Blue Moon Critique: The Actor Ethan Hawke Delivers in Richard Linklater's Heartbreaking Showbiz Split Story
Breaking up from the better-known partner in a performance duo is a risky business. Larry David did it. Likewise Andrew Ridgeley. Presently, this clever and heartbreakingly sad small-scale drama from scriptwriter the writer Robert Kaplow and filmmaker the director Richard Linklater narrates the almost agonizing story of songwriter for Broadway the lyricist Lorenz Hart just after his breakup from Richard Rodgers. The character is acted with campy brilliance, an dreadful hairpiece and fake smallness by actor Ethan Hawke, who is frequently technologically minimized in size – but is also at times shot placed in an hidden depression to look up poignantly at taller characters, facing Hart's height issue as José Ferrer in the past acted the small-statured Toulouse-Lautrec.
Multifaceted Role and Elements
Hawke earns big, world-weary laughs with Hart's humorous takes on the concealed homosexuality of the movie Casablanca and the overly optimistic theater production he recently attended, with all the lariat-wielding cowhands; he sarcastically dubs it Okla-homo. The orientation of Lorenz Hart is multifaceted: this picture clearly contrasts his queer identity with the straight persona invented for him in the 1948 theater piece the production Words and Music (with Mickey Rooney acting as Lorenz Hart); it intelligently infers a kind of bisexual tendency from Hart's correspondence to his protégée: youthful Yale attendee and would-be stage designer the character Elizabeth Weiland, played here with heedless girlishness by the performer Margaret Qualley.
As part of the legendary musical theater songwriting team with composer Rodgers, Hart was responsible for incomparable songs like the song The Lady Is a Tramp, the number Manhattan, the standard My Funny Valentine and of course the titular Blue Moon. But annoyed at Hart's drinking problem, undependability and depressive outbursts, Rodgers broke with him and joined forces with lyricist Oscar Hammerstein II to compose the show Oklahoma! and then a series of stage and screen smashes.
Psychological Complexity
The picture envisions the severely despondent Hart in the musical Oklahoma!'s premiere Manhattan spectators in 1943, observing with jealous anguish as the performance continues, loathing its insipid emotionality, hating the punctuation mark at the conclusion of the name, but dishearteningly conscious of how devastatingly successful it is. He realizes a hit when he views it – and perceives himself sinking into defeat.
Before the intermission, Hart sadly slips away and goes to the pub at Sardi’s where the remainder of the movie unfolds, and waits for the (unavoidably) successful Oklahoma! troupe to show up for their following-event gathering. He realizes it is his performance responsibility to praise Rodgers, to feign everything is all right. With suave restraint, actor Andrew Scott acts as Richard Rodgers, evidently ashamed at what both are aware is the lyricist's shame; he provides a consolation to his self-esteem in the guise of a brief assignment writing new numbers for their ongoing performance A Connecticut Yankee, which only makes it worse.

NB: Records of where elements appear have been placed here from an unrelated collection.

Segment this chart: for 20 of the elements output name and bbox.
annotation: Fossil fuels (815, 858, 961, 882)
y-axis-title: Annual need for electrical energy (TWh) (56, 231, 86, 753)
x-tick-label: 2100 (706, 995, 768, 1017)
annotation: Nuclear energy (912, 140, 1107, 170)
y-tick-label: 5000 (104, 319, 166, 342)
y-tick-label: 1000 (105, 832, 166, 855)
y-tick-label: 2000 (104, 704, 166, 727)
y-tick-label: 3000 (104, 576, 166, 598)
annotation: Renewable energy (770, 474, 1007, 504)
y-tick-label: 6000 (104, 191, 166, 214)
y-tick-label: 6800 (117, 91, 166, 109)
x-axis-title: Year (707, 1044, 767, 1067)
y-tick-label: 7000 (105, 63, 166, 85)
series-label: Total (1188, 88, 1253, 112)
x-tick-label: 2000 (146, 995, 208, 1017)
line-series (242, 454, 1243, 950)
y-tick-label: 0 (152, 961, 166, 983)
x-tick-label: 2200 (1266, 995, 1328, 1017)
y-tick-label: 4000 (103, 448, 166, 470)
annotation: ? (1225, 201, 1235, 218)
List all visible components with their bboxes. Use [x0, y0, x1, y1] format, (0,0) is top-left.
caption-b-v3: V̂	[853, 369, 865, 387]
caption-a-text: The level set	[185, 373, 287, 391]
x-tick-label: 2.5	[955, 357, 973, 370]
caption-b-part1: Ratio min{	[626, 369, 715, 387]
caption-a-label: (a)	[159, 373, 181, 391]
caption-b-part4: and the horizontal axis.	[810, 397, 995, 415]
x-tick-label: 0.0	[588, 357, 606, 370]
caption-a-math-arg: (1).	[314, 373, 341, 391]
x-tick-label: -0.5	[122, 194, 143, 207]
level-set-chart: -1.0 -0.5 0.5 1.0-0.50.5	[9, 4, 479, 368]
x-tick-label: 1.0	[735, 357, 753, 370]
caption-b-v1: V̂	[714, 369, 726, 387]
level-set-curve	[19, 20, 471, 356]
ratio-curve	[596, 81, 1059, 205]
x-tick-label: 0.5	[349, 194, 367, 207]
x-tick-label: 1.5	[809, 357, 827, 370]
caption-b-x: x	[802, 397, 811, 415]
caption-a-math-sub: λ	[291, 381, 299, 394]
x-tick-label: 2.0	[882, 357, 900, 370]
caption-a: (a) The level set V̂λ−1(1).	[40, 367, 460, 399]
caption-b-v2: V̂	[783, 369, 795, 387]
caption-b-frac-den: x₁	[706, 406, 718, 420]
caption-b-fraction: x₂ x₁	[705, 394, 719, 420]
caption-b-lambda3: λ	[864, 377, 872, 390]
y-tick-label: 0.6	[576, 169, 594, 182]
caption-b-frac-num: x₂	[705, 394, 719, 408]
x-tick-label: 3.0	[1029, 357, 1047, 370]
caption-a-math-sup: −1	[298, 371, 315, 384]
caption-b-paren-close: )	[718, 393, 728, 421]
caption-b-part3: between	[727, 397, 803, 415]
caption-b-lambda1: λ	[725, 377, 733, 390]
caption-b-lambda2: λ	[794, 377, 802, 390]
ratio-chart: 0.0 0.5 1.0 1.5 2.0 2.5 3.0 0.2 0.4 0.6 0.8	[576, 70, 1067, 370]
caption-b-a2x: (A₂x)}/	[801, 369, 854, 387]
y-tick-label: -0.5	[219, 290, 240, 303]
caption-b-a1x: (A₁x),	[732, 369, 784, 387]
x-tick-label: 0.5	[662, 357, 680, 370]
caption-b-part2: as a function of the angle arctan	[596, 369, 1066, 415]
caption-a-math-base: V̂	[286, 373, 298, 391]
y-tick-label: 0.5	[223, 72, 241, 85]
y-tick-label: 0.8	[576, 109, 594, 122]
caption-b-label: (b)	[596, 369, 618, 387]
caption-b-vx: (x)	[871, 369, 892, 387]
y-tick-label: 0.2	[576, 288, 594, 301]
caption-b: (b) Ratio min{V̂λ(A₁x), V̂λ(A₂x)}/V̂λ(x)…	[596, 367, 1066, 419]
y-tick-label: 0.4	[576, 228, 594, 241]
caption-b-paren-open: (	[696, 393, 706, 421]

- Bobby Cannavale plays the barman who in standard fashion hears compassionately to Hart's monologues of bitter despondency
- Actor Patrick Kennedy plays EB White, to whom Hart unintentionally offers the notion for his youth literature the novel Stuart Little
- The actress Qualley acts as the character Weiland, the unattainably beautiful Yale attendee with whom the movie envisions Lorenz Hart to be intricately and masochistically in affection
Hart has already been jilted by Rodgers. Undoubtedly the world couldn't be that harsh as to get him jilted by Weiland as well? But Margaret Qualley pitilessly acts a young woman who wants Hart to be the chuckling, non-sexual confidant to whom she can reveal her adventures with guys – as well of course the Broadway power broker who can advance her profession.
Performance Highlights
Hawke demonstrates that Lorenz Hart somewhat derives observational satisfaction in listening to these boys but he is also truly, sadly infatuated with Weiland and the picture informs us of a factor infrequently explored in movies about the world of musical theatre or the cinema: the dreadful intersection between occupational and affectionate loss. Yet at a certain point, Hart is defiantly aware that what he has accomplished will persist. It's a magnificent acting job from Ethan Hawke. This may turn into a live show – but who shall compose the tunes?
The movie Blue Moon was shown at the London film festival; it is available on October 17 in the USA, 14 November in the UK and on January 29 in the land down under.